Metformin, Statins Do Not Reduce Incidence of Ovarian Cancer in Women with Type 2 Diabetes, Study Says

Metformin, Statins Do Not Reduce Incidence of Ovarian Cancer in Women with Type 2 Diabetes, Study Says

Women with type 2 diabetes taking metformin or statins are not less likely to develop epithelial ovarian cancer than any other type 2 diabetes patient, a large Finnish cohort study reports.

The study, “The role of metformin and statins in the incidence of epithelial ovarian cancer in type 2 diabetes: a cohort and nested case–control study,” was published in BJOG: an international journal of obstetrics and gynaecology.

People with type 2 diabetes are thought to also have increased risk of developing different cancers.  This could, in part, be due to increased body weight that often accompanies diabetes. A recent analysis showed increasing body weight in premenopausal women was associated with increased risk for developing ovarian cancer.

Although the risk for developing cancer among diabetics is highest for those taking insulin, some studies suggest there may also be an association between cancer risk and other anti-diabetic drugs, such as metformin or statins.

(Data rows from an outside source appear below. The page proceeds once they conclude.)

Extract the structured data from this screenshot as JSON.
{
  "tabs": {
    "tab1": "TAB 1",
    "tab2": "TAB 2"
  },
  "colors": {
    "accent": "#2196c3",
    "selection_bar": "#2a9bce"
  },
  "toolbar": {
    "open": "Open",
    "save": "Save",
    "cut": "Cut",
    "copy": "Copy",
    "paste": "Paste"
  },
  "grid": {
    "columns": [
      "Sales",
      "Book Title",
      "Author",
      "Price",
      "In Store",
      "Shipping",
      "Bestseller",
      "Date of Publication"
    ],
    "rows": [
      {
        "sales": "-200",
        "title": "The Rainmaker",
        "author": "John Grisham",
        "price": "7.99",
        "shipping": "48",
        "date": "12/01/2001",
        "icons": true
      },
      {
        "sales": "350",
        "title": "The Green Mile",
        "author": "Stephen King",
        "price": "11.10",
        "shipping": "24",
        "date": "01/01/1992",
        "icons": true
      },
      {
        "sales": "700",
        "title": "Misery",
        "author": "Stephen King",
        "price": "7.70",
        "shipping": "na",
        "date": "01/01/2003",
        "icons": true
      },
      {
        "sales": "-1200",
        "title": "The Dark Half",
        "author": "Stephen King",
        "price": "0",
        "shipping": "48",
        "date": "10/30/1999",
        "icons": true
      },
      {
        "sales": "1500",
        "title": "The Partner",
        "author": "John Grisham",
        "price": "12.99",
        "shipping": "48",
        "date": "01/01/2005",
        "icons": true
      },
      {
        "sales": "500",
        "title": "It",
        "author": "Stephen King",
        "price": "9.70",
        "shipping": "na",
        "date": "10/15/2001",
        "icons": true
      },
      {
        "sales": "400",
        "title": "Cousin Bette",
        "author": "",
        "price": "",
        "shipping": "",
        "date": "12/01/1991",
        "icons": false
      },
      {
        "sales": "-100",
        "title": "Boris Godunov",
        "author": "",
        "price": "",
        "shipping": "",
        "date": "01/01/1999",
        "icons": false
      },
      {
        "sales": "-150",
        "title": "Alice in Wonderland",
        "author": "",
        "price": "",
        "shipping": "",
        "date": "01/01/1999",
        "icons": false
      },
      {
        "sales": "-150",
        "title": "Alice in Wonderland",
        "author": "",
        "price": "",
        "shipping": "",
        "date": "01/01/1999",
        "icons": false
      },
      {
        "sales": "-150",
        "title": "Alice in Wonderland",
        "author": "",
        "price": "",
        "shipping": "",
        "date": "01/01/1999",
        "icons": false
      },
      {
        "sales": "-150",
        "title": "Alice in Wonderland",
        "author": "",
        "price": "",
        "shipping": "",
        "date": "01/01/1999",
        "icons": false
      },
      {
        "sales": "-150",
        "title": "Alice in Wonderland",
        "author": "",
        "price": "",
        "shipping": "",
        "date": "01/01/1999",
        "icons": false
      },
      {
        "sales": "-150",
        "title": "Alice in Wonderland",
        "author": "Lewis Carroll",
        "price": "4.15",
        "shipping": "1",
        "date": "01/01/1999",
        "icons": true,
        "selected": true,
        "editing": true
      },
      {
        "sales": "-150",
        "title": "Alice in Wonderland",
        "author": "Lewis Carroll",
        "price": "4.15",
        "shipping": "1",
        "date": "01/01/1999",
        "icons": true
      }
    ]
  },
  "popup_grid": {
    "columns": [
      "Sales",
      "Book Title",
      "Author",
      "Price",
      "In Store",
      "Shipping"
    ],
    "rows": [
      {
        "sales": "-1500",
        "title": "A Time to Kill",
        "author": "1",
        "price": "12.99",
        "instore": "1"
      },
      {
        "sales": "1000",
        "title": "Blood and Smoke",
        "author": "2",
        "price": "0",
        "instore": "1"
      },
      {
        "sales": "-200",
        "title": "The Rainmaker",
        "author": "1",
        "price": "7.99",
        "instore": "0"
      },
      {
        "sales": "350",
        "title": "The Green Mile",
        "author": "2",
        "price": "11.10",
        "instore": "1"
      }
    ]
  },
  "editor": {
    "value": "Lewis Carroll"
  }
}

Metformin is an oral, anti-diabetic medication that is often prescribed as the first-line treatment for patients with type 2 diabetes. But it also has anti-tumor effects and some studies have suggested that metformin use is linked to lower incidence of different cancers.

Statins are lipid-lowering drugs primarily used to treat cardiovascular disease in type 2 diabetes patients. Because people with type 2 diabetes have an increased risk of cardiovascular disease, patients are often treated with statins. But the medicines also possess anti-cancer properties.

In the current study, researchers included 137,643 women age 40 and older who were diagnosed with type 2 diabetes between 1996 and 2011. They obtained the data from the FinDM database, which includes registries of nationwide health and drug information.

After a mean follow-up of 5.4 years, 303 women were diagnosed with epithelial ovarian cancer. The incidence of ovarian cancer was highest in women between 60-69 years and in those living with diabetes for between 5-8 years.

Compared with other forms of oral anti-diabetic medication, metformin use (66% or individuals) was not  associated with reduced risk of ovarian cancer. Similarly, there was no evidence that people who took statins (52.5% of individuals) were at reduced risk for developing ovarian cancer. The most commonly prescribed statin was simvastin.

Although studies suggest that both metformin and statin have anti-cancer properties, this study does not show any protective effects against developing ovarian cancer in people with type 2 diabetes who are taking either of these medications.